As I read the article, I found that many of his questions and observations are similar to realizations and hypotheses that I have had over the last 12 months as I came to understand how and why community foundations and their donors would benefit from widely accessible giving accounts, like Pinkaloo’s modern giving accounts. Technology-first solutions like ours can help build stronger community relationships quicker and can allow CFs to develop a pipeline of future Donor Advised Fund (DAF) holders .
As members of the next generation of donors that community foundations need to engage, we wholeheartedly agree with Kevin that CFs should be discussing these issues now and forming a point of view around how they will address and navigate these realities.

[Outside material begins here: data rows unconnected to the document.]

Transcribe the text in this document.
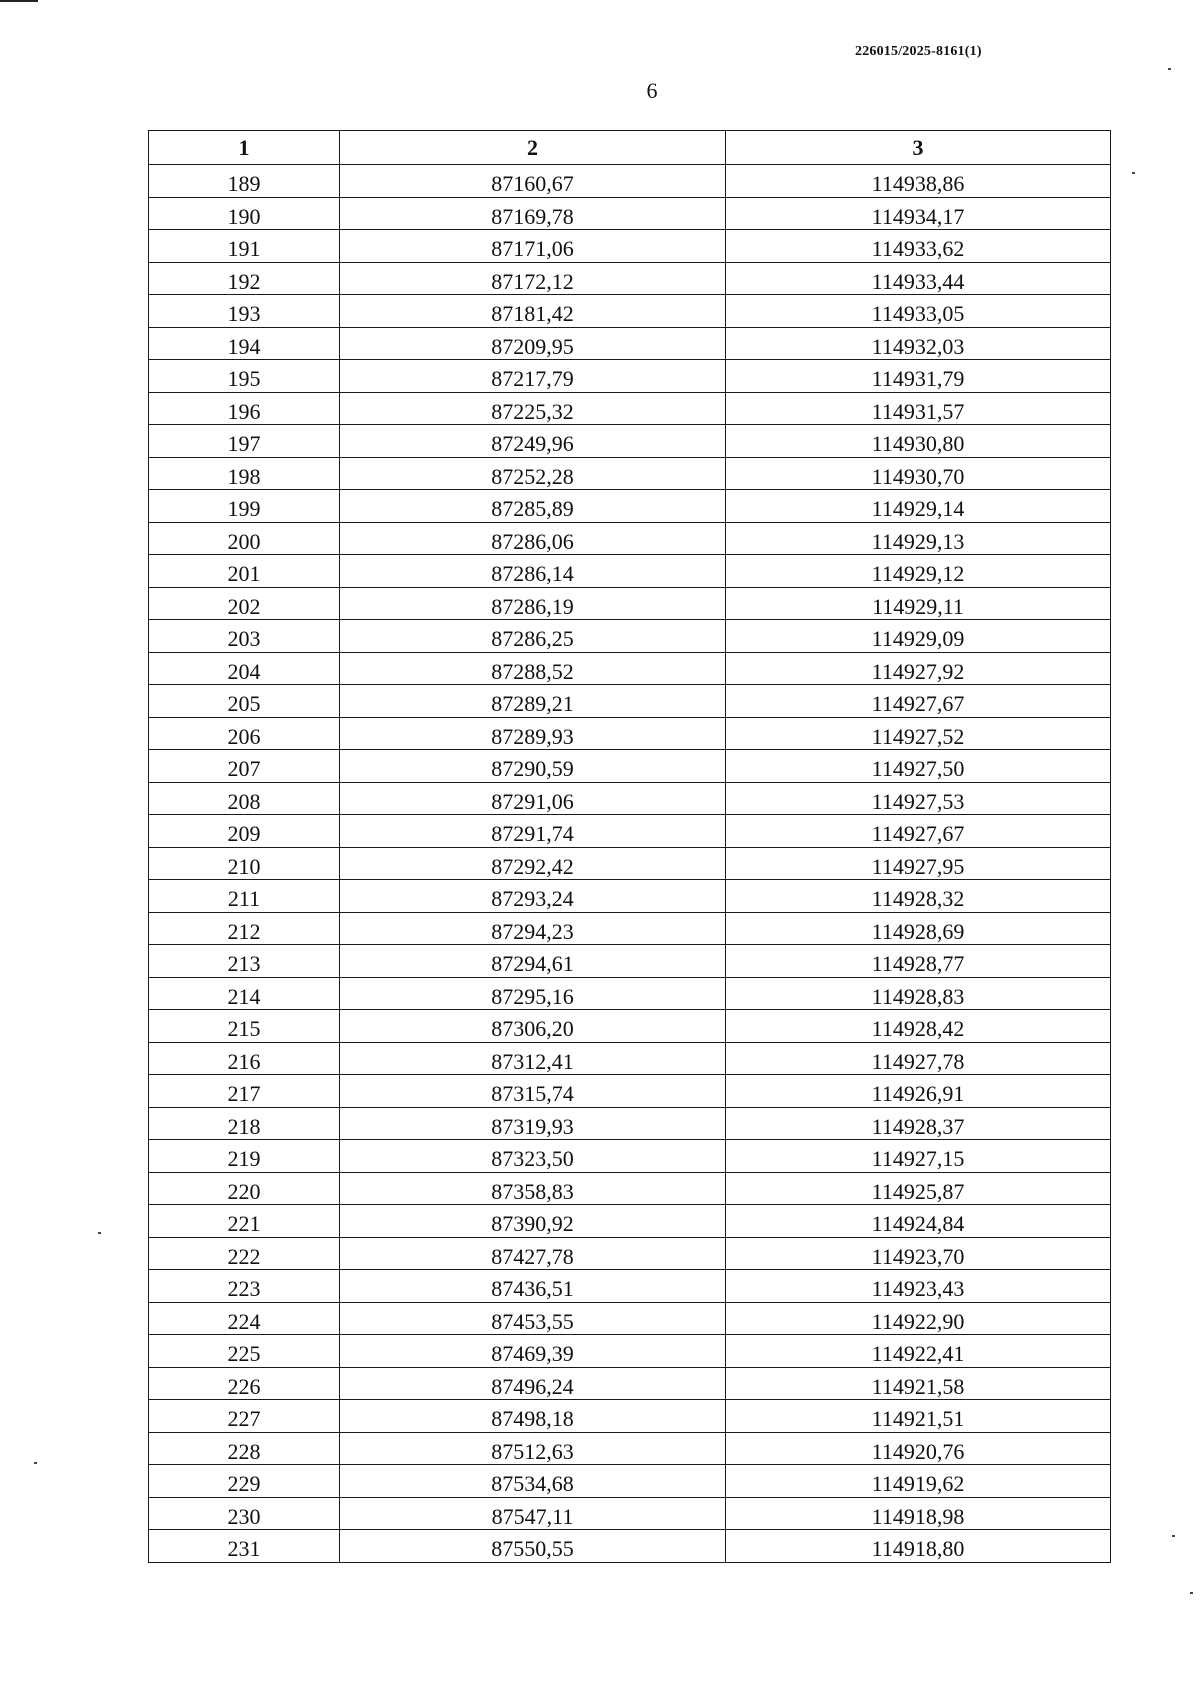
226015/2025-8161(1)
6
1	2	3
189	87160,67	114938,86
190	87169,78	114934,17
191	87171,06	114933,62
192	87172,12	114933,44
193	87181,42	114933,05
194	87209,95	114932,03
195	87217,79	114931,79
196	87225,32	114931,57
197	87249,96	114930,80
198	87252,28	114930,70
199	87285,89	114929,14
200	87286,06	114929,13
201	87286,14	114929,12
202	87286,19	114929,11
203	87286,25	114929,09
204	87288,52	114927,92
205	87289,21	114927,67
206	87289,93	114927,52
207	87290,59	114927,50
208	87291,06	114927,53
209	87291,74	114927,67
210	87292,42	114927,95
211	87293,24	114928,32
212	87294,23	114928,69
213	87294,61	114928,77
214	87295,16	114928,83
215	87306,20	114928,42
216	87312,41	114927,78
217	87315,74	114926,91
218	87319,93	114928,37
219	87323,50	114927,15
220	87358,83	114925,87
221	87390,92	114924,84
222	87427,78	114923,70
223	87436,51	114923,43
224	87453,55	114922,90
225	87469,39	114922,41
226	87496,24	114921,58
227	87498,18	114921,51
228	87512,63	114920,76
229	87534,68	114919,62
230	87547,11	114918,98
231	87550,55	114918,80
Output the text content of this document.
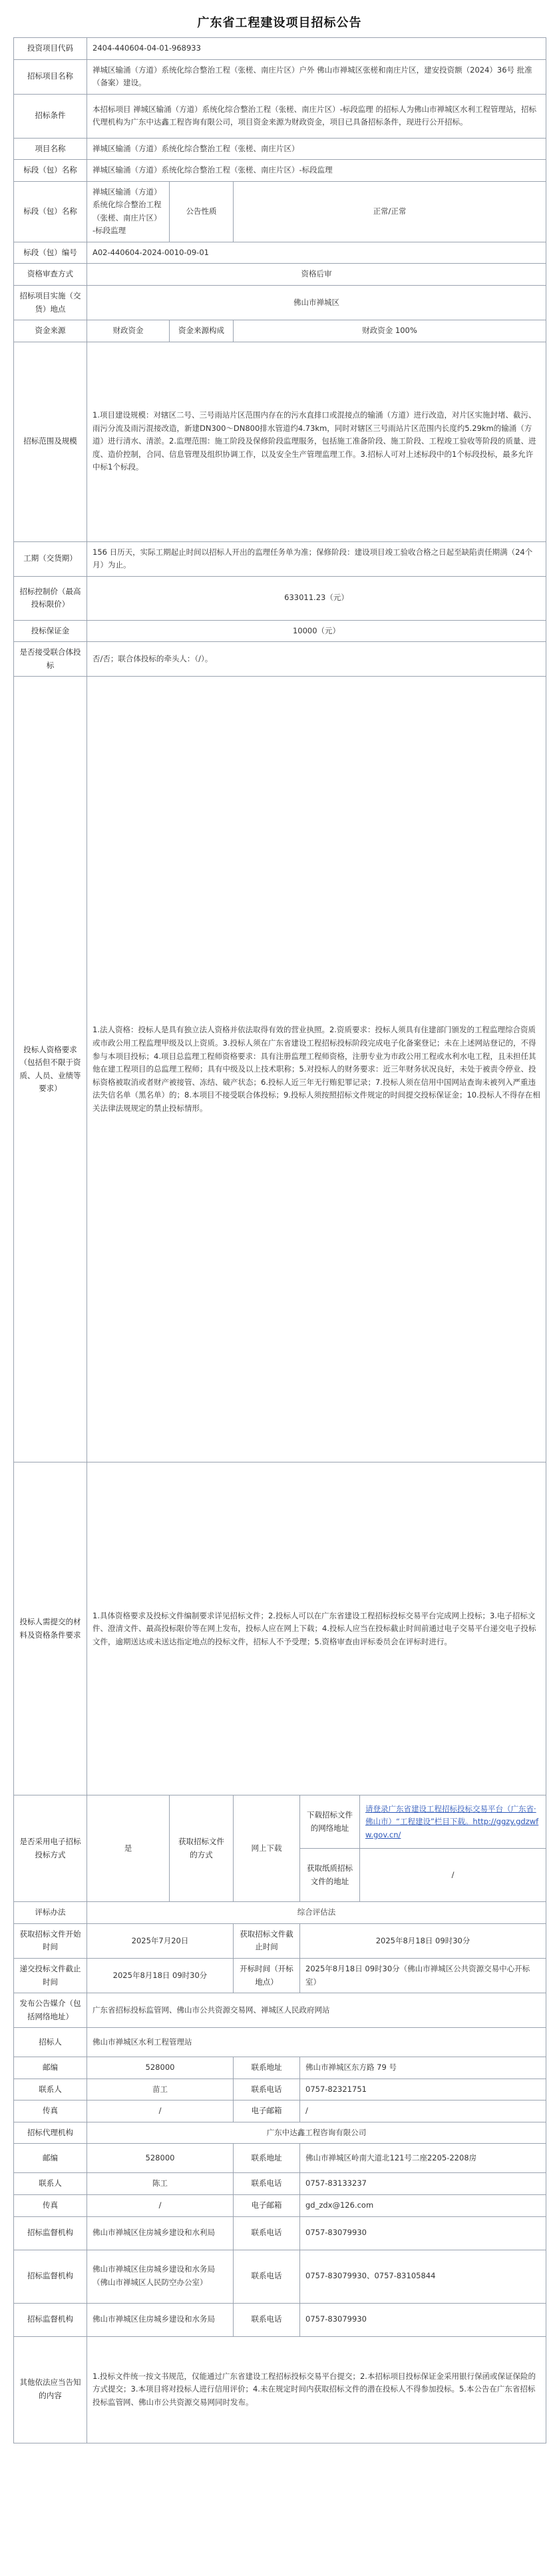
广东省工程建设项目招标公告
投资项目代码	2404-440604-04-01-968933				
招标项目名称	禅城区输涌（方道）系统化综合整治工程（张槎、南庄片区）户外 佛山市禅城区张槎和南庄片区，建安投资额（2024）36号 批准（备案）建设。				
招标条件	本招标项目 禅城区输涌（方道）系统化综合整治工程（张槎、南庄片区）-标段监理 的招标人为佛山市禅城区水利工程管理站，招标代理机构为广东中达鑫工程咨询有限公司，项目资金来源为财政资金，项目已具备招标条件，现进行公开招标。				
项目名称	禅城区输涌（方道）系统化综合整治工程（张槎、南庄片区）				
标段（包）名称	禅城区输涌（方道）系统化综合整治工程（张槎、南庄片区）-标段监理				
标段（包）名称	禅城区输涌（方道）系统化综合整治工程（张槎、南庄片区）-标段监理	公告性质	正常/正常		
标段（包）编号	A02-440604-2024-0010-09-01				
资格审查方式	资格后审				
招标项目实施（交货）地点	佛山市禅城区				
资金来源	财政资金	资金来源构成	财政资金 100%		
招标范围及规模	1.项目建设规模：对辖区二号、三号雨站片区范围内存在的污水直排口或混接点的输涌（方道）进行改造，对片区实施封堵、截污、雨污分流及雨污混接改造，新建DN300～DN800排水管道约4.73km，同时对辖区三号雨站片区范围内长度约5.29km的输涌（方道）进行清水、清淤。2.监理范围：施工阶段及保修阶段监理服务，包括施工准备阶段、施工阶段、工程竣工验收等阶段的质量、进度、造价控制，合同、信息管理及组织协调工作，以及安全生产管理监理工作。3.招标人可对上述标段中的1个标段投标，最多允许中标1个标段。				
工期（交货期）	156 日历天，实际工期起止时间以招标人开出的监理任务单为准；保修阶段：建设项目竣工验收合格之日起至缺陷责任期满（24个月）为止。				
招标控制价（最高投标限价）	633011.23（元）				
投标保证金	10000（元）				
是否接受联合体投标	否/否；联合体投标的牵头人：（/）。				
投标人资格要求（包括但不限于资质、人员、业绩等要求）	1.法人资格：投标人是具有独立法人资格并依法取得有效的营业执照。2.资质要求：投标人须具有住建部门颁发的工程监理综合资质或市政公用工程监理甲级及以上资质。3.投标人须在广东省建设工程招标投标阶段完成电子化备案登记；未在上述网站登记的，不得参与本项目投标；4.项目总监理工程师资格要求：具有注册监理工程师资格，注册专业为市政公用工程或水利水电工程，且未担任其他在建工程项目的总监理工程师；具有中级及以上技术职称；5.对投标人的财务要求：近三年财务状况良好，未处于被责令停业、投标资格被取消或者财产被接管、冻结、破产状态；6.投标人近三年无行贿犯罪记录；7.投标人须在信用中国网站查询未被列入严重违法失信名单（黑名单）的；8.本项目不接受联合体投标；9.投标人须按照招标文件规定的时间提交投标保证金；10.投标人不得存在相关法律法规规定的禁止投标情形。				
投标人需提交的材料及资格条件要求	1.具体资格要求及投标文件编制要求详见招标文件；2.投标人可以在广东省建设工程招标投标交易平台完成网上投标；3.电子招标文件、澄清文件、最高投标限价等在网上发布，投标人应在网上下载；4.投标人应当在投标截止时间前通过电子交易平台递交电子投标文件，逾期送达或未送达指定地点的投标文件，招标人不予受理；5.资格审查由评标委员会在评标时进行。				
是否采用电子招标投标方式	是	获取招标文件的方式	网上下载	下载招标文件的网络地址	请登录广东省建设工程招标投标交易平台（广东省·佛山市）“工程建设”栏目下载。http://ggzy.gdzwfw.gov.cn/
				获取纸质招标文件的地址	/
评标办法	综合评估法				
获取招标文件开始时间	2025年7月20日		获取招标文件截止时间	2025年8月18日 09时30分	
递交投标文件截止时间	2025年8月18日 09时30分		开标时间（开标地点）	2025年8月18日 09时30分（佛山市禅城区公共资源交易中心开标室）	
发布公告媒介（包括网络地址）	广东省招标投标监管网、佛山市公共资源交易网、禅城区人民政府网站				
招标人	佛山市禅城区水利工程管理站				
邮编	528000		联系地址	佛山市禅城区东方路 79 号	
联系人	苗工		联系电话	0757-82321751	
传真	/		电子邮箱	/	
招标代理机构	广东中达鑫工程咨询有限公司				
邮编	528000		联系地址	佛山市禅城区岭南大道北121号二座2205-2208房	
联系人	陈工		联系电话	0757-83133237	
传真	/		电子邮箱	gd_zdx@126.com	
招标监督机构	佛山市禅城区住房城乡建设和水利局		联系电话	0757-83079930	
招标监督机构	佛山市禅城区住房城乡建设和水务局（佛山市禅城区人民防空办公室）		联系电话	0757-83079930、0757-83105844	
招标监督机构	佛山市禅城区住房城乡建设和水务局		联系电话	0757-83079930	
其他依法应当告知的内容	1.投标文件统一按文书规范，仅能通过广东省建设工程招标投标交易平台提交；2.本招标项目投标保证金采用银行保函或保证保险的方式提交；3.本项目将对投标人进行信用评价；4.未在规定时间内获取招标文件的潜在投标人不得参加投标。5.本公告在广东省招标投标监管网、佛山市公共资源交易网同时发布。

Here are a few points and questions from the article that most resonated. We'd love to chat about how community foundations can approach these pivotal issues, and to share ideas here so that other CFs can benefit.
So, what if our communities find themselves without local financial and estate planning advisors? What if the financial services sector consolidates into a few, highly automated players?
In light of consolidation and disruption in the financial services sector field, how has, or will this, change affect your community foundation and what are the implications, if any?
Are there other types of assets we should grow to advance our mission?
Could community foundations find themselves developing “local venture capital funds” or pooling other philanthropic resources to accomplish their missions?
How much, if any, does our community foundation need to adapt in the face of this disruptive change in the financial services industry?
Do we need to be thinking/doing anything differently?